Prendiamo Destiny. L’ho giocato all’uscita e poi per qualche mese successivo. In quel periodo avevo chiare più o meno tutte le meccaniche. Sapevo come il gioco mi avrebbe segnalato missioni, ricompense e taglie. Poi l’ho abbandonato giusto in tempo per ripescarlo un paio di anni dopo, con l’espansione I Signori del Ferro. Navigando tra i menù ho avuto l’impressione di dover imparare da capo: era cambiato tutto, dalle voci del menù al modo in cui venivano segnalate le missioni ancora da completare, dalle ricompense alle meccaniche di gioco. Fortunatamente, però, il gameplay di Destiny è abbastanza intuitivo e semplice e ci ho messo un amen a riabituarmi alla cosa.
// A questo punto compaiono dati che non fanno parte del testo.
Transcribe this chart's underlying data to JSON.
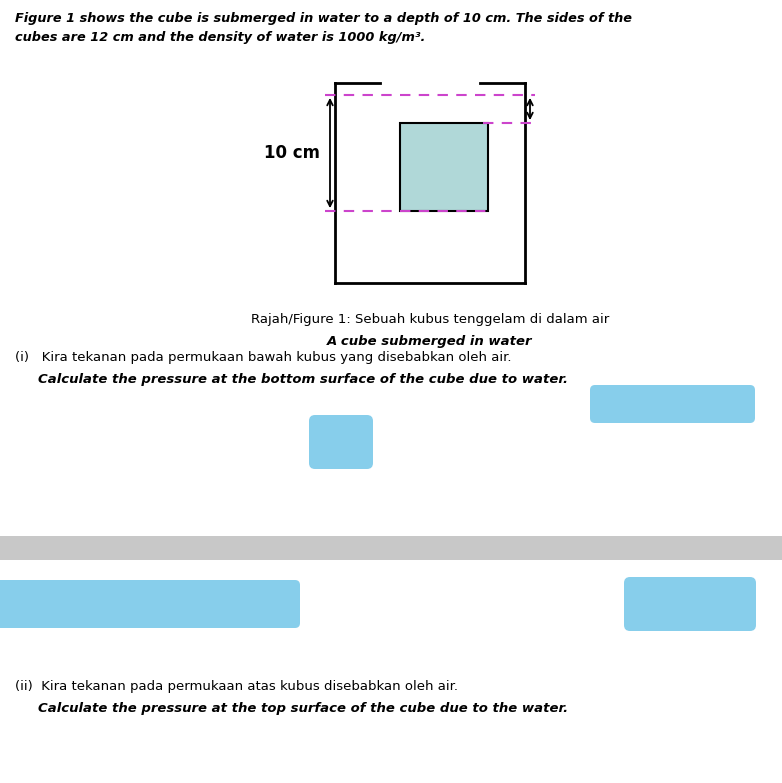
{
  "title_line1": "Figure 1 shows the cube is submerged in water to a depth of 10 cm. The sides of the",
  "title_line2": "cubes are 12 cm and the density of water is 1000 kg/m³.",
  "depth_label": "10 cm",
  "caption_line1": "Rajah/Figure 1: Sebuah kubus tenggelam di dalam air",
  "caption_line2": "A cube submerged in water",
  "question_i_malay": "(i)   Kira tekanan pada permukaan bawah kubus yang disebabkan oleh air.",
  "question_i_english": "Calculate the pressure at the bottom surface of the cube due to water.",
  "question_ii_malay": "(ii)  Kira tekanan pada permukaan atas kubus disebabkan oleh air.",
  "question_ii_english": "Calculate the pressure at the top surface of the cube due to the water.",
  "background_color": "#ffffff",
  "text_color": "#000000",
  "cube_fill": "#b0d8d8",
  "cube_edge": "#000000",
  "container_color": "#000000",
  "dashed_color": "#cc44cc",
  "arrow_color": "#000000",
  "redacted_color": "#87CEEB",
  "separator_color": "#c8c8c8"
}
Un titolo può cresce insieme alla community e al giocatore, fino a mutare forma in modo importante
Scherzi a parte, è evidente come Destiny (maggiormente, visto che ne ho potuto seguire l’evoluzione almeno un pochino) e For Honor non siano stati concepiti come titoli che si possono mollare e riprendere a piacimento. Cambiamenti anche radicali da un periodo all’altro, in moltissimi videogiochi, sono ormai un fatto consolidato. Come per le serie TV, sembra ci sia stato un cambio di paradigma importante anche nel nostro medium preferito: un titolo può cresce insieme alla community e al giocatore, fino a mutare forma in modo importante, e chi resta indietro fa una fatica doppia a riprendere il filo del discorso. Giusto o sbagliato che sia.